NEW YORK – The four-fingered signal went up from the White Sox bench in the ninth inning on Tuesday evening, pointing Aaron Judge to first base with an intentional walk, the Yankees captain’s second of the game.
And while that decision prompted boos from the Yankee Stadium crowd, it helped set up José Caballero’s walk-off single, which powered a 3-2 victory that clinched the Yankees’ eighth postseason berth in nine years.
Though hardly a headline grabber in the bubbly celebration that followed, that free pass secured a piece of history for Judge -- one he'd claim alone during Thursday's series finale against the White Sox, when Chicago’s Davis Martin put him aboard with a second-inning free pass.
That marked Judge's 35th intentional walk of the season, eclipsing Ted Williams (34 in 1957) for the most ever issued to an American League player since intentional walks were first tracked in 1955, according to STATS. (Some sources credit Williams with 33 intentional walks in 1957.) Judge added another to his mark for good measure in the sixth, when White Sox reliever Tyler Gilbert gave him his 36th intentional free pass of the season.

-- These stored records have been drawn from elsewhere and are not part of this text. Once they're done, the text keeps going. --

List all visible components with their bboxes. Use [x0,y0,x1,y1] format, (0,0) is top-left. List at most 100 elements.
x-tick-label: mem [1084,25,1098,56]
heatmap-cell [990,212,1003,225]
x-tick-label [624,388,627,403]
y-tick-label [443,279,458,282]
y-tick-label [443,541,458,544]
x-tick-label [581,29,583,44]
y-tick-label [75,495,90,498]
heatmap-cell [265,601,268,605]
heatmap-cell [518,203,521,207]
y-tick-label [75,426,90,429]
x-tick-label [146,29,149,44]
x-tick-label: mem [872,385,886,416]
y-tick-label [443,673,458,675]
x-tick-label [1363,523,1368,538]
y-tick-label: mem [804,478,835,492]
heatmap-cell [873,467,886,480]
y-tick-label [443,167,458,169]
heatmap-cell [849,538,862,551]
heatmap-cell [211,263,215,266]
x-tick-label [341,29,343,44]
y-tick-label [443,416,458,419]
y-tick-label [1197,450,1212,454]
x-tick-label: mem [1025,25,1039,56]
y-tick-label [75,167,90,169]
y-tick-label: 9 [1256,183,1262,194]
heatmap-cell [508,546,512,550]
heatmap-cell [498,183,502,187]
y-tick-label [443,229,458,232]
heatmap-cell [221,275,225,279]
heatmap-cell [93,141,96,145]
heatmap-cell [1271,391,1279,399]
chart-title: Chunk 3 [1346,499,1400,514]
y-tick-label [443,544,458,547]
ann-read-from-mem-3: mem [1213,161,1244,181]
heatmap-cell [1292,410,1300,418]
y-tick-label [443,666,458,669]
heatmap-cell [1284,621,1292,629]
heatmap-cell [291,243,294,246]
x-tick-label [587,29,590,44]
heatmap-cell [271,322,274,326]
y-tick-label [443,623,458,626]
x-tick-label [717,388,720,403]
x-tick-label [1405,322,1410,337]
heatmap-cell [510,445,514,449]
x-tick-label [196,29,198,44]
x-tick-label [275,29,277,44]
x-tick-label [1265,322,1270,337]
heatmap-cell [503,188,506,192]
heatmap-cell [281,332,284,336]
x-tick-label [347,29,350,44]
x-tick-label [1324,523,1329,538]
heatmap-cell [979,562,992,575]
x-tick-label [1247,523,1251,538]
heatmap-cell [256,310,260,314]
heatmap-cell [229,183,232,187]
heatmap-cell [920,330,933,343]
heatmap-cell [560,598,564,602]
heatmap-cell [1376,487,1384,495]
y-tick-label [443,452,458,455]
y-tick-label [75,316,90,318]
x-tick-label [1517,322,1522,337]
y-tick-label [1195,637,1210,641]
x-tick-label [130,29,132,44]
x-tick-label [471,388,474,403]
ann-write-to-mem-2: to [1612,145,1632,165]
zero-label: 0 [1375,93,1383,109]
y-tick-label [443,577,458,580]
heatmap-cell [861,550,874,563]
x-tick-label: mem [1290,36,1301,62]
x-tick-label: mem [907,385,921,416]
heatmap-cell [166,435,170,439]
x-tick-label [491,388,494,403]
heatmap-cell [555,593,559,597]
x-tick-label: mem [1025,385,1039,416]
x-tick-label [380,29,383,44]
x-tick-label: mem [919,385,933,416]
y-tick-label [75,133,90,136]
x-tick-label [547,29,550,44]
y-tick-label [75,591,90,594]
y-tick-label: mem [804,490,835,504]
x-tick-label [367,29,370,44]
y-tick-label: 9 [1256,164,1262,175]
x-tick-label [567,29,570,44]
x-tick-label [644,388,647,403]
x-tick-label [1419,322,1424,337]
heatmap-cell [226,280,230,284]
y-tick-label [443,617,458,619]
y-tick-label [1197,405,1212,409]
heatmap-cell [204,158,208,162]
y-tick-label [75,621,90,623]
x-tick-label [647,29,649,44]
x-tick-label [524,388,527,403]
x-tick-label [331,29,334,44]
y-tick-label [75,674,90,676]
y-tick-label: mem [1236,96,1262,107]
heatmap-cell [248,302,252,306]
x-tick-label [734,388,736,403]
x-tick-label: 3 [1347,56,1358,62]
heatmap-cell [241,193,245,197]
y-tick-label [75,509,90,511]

In 2004, Barry Bonds shattered his previous record of 68 intentional walks from '02, drawing 120 intentional free passes for an MLB mark that still stands.
Judge’s 36 intentional walks are the most by any Major League player in a single season since 2010, when Albert Pujols of the Cardinals received 38 intentional walks and Adrian Gonzalez of the Padres had 35.
The previous Yankees single-season record belonged to Mickey Mantle, who had 23 intentional walks in 1957. Judge eclipsed Mantle in July. With 104 career intentional walks, Judge ranks third on the Yankees’ all-time franchise list, behind Don Mattingly (136) and Mantle (126).